GENEL - 23 Kasım 2020 Pazartesi 11:56

Gül: “Öğretmenlik Meslek Kanunu vaatte kalmasın, hayat bulsun”

A
A
A
Gül: “Öğretmenlik Meslek Kanunu vaatte kalmasın, hayat bulsun”

Eğitim-Bir-Sen Erzincan 1 Nolu Şube Başkanı Nebi Gül, 24 Kasım Öğretmenler Günü dolayısıyla eğitim çalışanlarının sorunlarına dikkat çekmek ve öğretmenlerin meslek kanunu talebini dile getirmek amacıyla düzenlediği basın toplantısında, “Öğretmenlik Meslek Kanunu vaatte kalmasın, hayat bulsun” dedi.

Eğitim-Bir-Sen Erzincan 1 Nolu Şube Başkanı Nebi Gül, 24 Kasım Öğretmenler Günü dolayısıyla eğitim çalışanlarının sorunlarına dikkat çekmek ve öğretmenlerin meslek kanunu talebini dile getirmek amacıyla düzenlediği basın toplantısında, “Öğretmenlik Meslek Kanunu vaatte kalmasın, hayat bulsun” dedi.


İnsanın, özünü keşfetmeye, kişiliğini inşa etmeye yönelik en büyük eylemin eğitim olduğunu kaydeden Nebi Gül, “Eğitimi, eğitim-eğitilen çerçevesinde, insanların birbirleriyle ilişkisinden, iletişiminden ve etkileşiminden beslenen akli süreçlerin hâkim olduğu ve ahlaki sonuçların hedeflendiği faaliyetler bütünü olarak kabul ediyoruz.

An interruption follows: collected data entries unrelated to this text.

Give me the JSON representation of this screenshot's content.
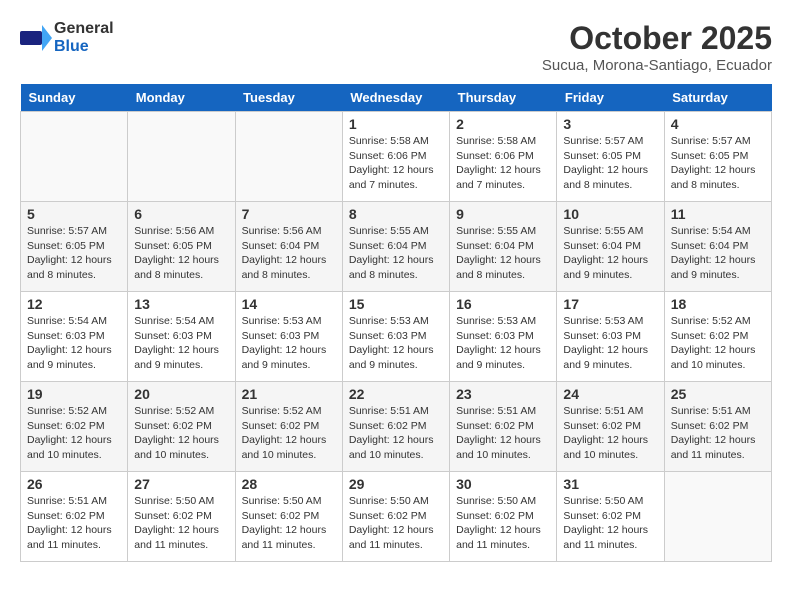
{
  "logo": {
    "general": "General",
    "blue": "Blue"
  },
  "title": "October 2025",
  "subtitle": "Sucua, Morona-Santiago, Ecuador",
  "days_of_week": [
    "Sunday",
    "Monday",
    "Tuesday",
    "Wednesday",
    "Thursday",
    "Friday",
    "Saturday"
  ],
  "weeks": [
    [
      {
        "day": "",
        "info": ""
      },
      {
        "day": "",
        "info": ""
      },
      {
        "day": "",
        "info": ""
      },
      {
        "day": "1",
        "info": "Sunrise: 5:58 AM\nSunset: 6:06 PM\nDaylight: 12 hours\nand 7 minutes."
      },
      {
        "day": "2",
        "info": "Sunrise: 5:58 AM\nSunset: 6:06 PM\nDaylight: 12 hours\nand 7 minutes."
      },
      {
        "day": "3",
        "info": "Sunrise: 5:57 AM\nSunset: 6:05 PM\nDaylight: 12 hours\nand 8 minutes."
      },
      {
        "day": "4",
        "info": "Sunrise: 5:57 AM\nSunset: 6:05 PM\nDaylight: 12 hours\nand 8 minutes."
      }
    ],
    [
      {
        "day": "5",
        "info": "Sunrise: 5:57 AM\nSunset: 6:05 PM\nDaylight: 12 hours\nand 8 minutes."
      },
      {
        "day": "6",
        "info": "Sunrise: 5:56 AM\nSunset: 6:05 PM\nDaylight: 12 hours\nand 8 minutes."
      },
      {
        "day": "7",
        "info": "Sunrise: 5:56 AM\nSunset: 6:04 PM\nDaylight: 12 hours\nand 8 minutes."
      },
      {
        "day": "8",
        "info": "Sunrise: 5:55 AM\nSunset: 6:04 PM\nDaylight: 12 hours\nand 8 minutes."
      },
      {
        "day": "9",
        "info": "Sunrise: 5:55 AM\nSunset: 6:04 PM\nDaylight: 12 hours\nand 8 minutes."
      },
      {
        "day": "10",
        "info": "Sunrise: 5:55 AM\nSunset: 6:04 PM\nDaylight: 12 hours\nand 9 minutes."
      },
      {
        "day": "11",
        "info": "Sunrise: 5:54 AM\nSunset: 6:04 PM\nDaylight: 12 hours\nand 9 minutes."
      }
    ],
    [
      {
        "day": "12",
        "info": "Sunrise: 5:54 AM\nSunset: 6:03 PM\nDaylight: 12 hours\nand 9 minutes."
      },
      {
        "day": "13",
        "info": "Sunrise: 5:54 AM\nSunset: 6:03 PM\nDaylight: 12 hours\nand 9 minutes."
      },
      {
        "day": "14",
        "info": "Sunrise: 5:53 AM\nSunset: 6:03 PM\nDaylight: 12 hours\nand 9 minutes."
      },
      {
        "day": "15",
        "info": "Sunrise: 5:53 AM\nSunset: 6:03 PM\nDaylight: 12 hours\nand 9 minutes."
      },
      {
        "day": "16",
        "info": "Sunrise: 5:53 AM\nSunset: 6:03 PM\nDaylight: 12 hours\nand 9 minutes."
      },
      {
        "day": "17",
        "info": "Sunrise: 5:53 AM\nSunset: 6:03 PM\nDaylight: 12 hours\nand 9 minutes."
      },
      {
        "day": "18",
        "info": "Sunrise: 5:52 AM\nSunset: 6:02 PM\nDaylight: 12 hours\nand 10 minutes."
      }
    ],
    [
      {
        "day": "19",
        "info": "Sunrise: 5:52 AM\nSunset: 6:02 PM\nDaylight: 12 hours\nand 10 minutes."
      },
      {
        "day": "20",
        "info": "Sunrise: 5:52 AM\nSunset: 6:02 PM\nDaylight: 12 hours\nand 10 minutes."
      },
      {
        "day": "21",
        "info": "Sunrise: 5:52 AM\nSunset: 6:02 PM\nDaylight: 12 hours\nand 10 minutes."
      },
      {
        "day": "22",
        "info": "Sunrise: 5:51 AM\nSunset: 6:02 PM\nDaylight: 12 hours\nand 10 minutes."
      },
      {
        "day": "23",
        "info": "Sunrise: 5:51 AM\nSunset: 6:02 PM\nDaylight: 12 hours\nand 10 minutes."
      },
      {
        "day": "24",
        "info": "Sunrise: 5:51 AM\nSunset: 6:02 PM\nDaylight: 12 hours\nand 10 minutes."
      },
      {
        "day": "25",
        "info": "Sunrise: 5:51 AM\nSunset: 6:02 PM\nDaylight: 12 hours\nand 11 minutes."
      }
    ],
    [
      {
        "day": "26",
        "info": "Sunrise: 5:51 AM\nSunset: 6:02 PM\nDaylight: 12 hours\nand 11 minutes."
      },
      {
        "day": "27",
        "info": "Sunrise: 5:50 AM\nSunset: 6:02 PM\nDaylight: 12 hours\nand 11 minutes."
      },
      {
        "day": "28",
        "info": "Sunrise: 5:50 AM\nSunset: 6:02 PM\nDaylight: 12 hours\nand 11 minutes."
      },
      {
        "day": "29",
        "info": "Sunrise: 5:50 AM\nSunset: 6:02 PM\nDaylight: 12 hours\nand 11 minutes."
      },
      {
        "day": "30",
        "info": "Sunrise: 5:50 AM\nSunset: 6:02 PM\nDaylight: 12 hours\nand 11 minutes."
      },
      {
        "day": "31",
        "info": "Sunrise: 5:50 AM\nSunset: 6:02 PM\nDaylight: 12 hours\nand 11 minutes."
      },
      {
        "day": "",
        "info": ""
      }
    ]
  ]
}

Eğitimi, tam da bu yüzden hem bilim hem de hizmet noktasında vazgeçilemez, ertelenemez, yok sayılamaz, devre dışı bırakılamaz, alternatifi oluşturulamaz konumda görüyoruz.


Eğitimde geriye düşenin ahlakta, adalette, merhamette, bilimde öne çıkması, teknolojide önde olması, ekonomik ve diplomatik düzlemde fark oluşturması mümkün olmaz. Öğretmenlik, insanlığın en kadim ve önemli mesleklerinden biridir. Öğretmen, çocuklarımızın şuur sermayesini artırma, bilgi haznesini büyütme, idrak zeminini güçlendirme, hikmeti keşfetme, hakikate ulaşma konusunda beşerin insanlaşması ve bireyin uzmanlaşması yolculuğunda hem rehber hem de rol modeldir. Bu vasıf, öğretmenlik mesleğinin tarih boyunca önemli ve değerli kabul edilmesinin de başlıca sebebidir.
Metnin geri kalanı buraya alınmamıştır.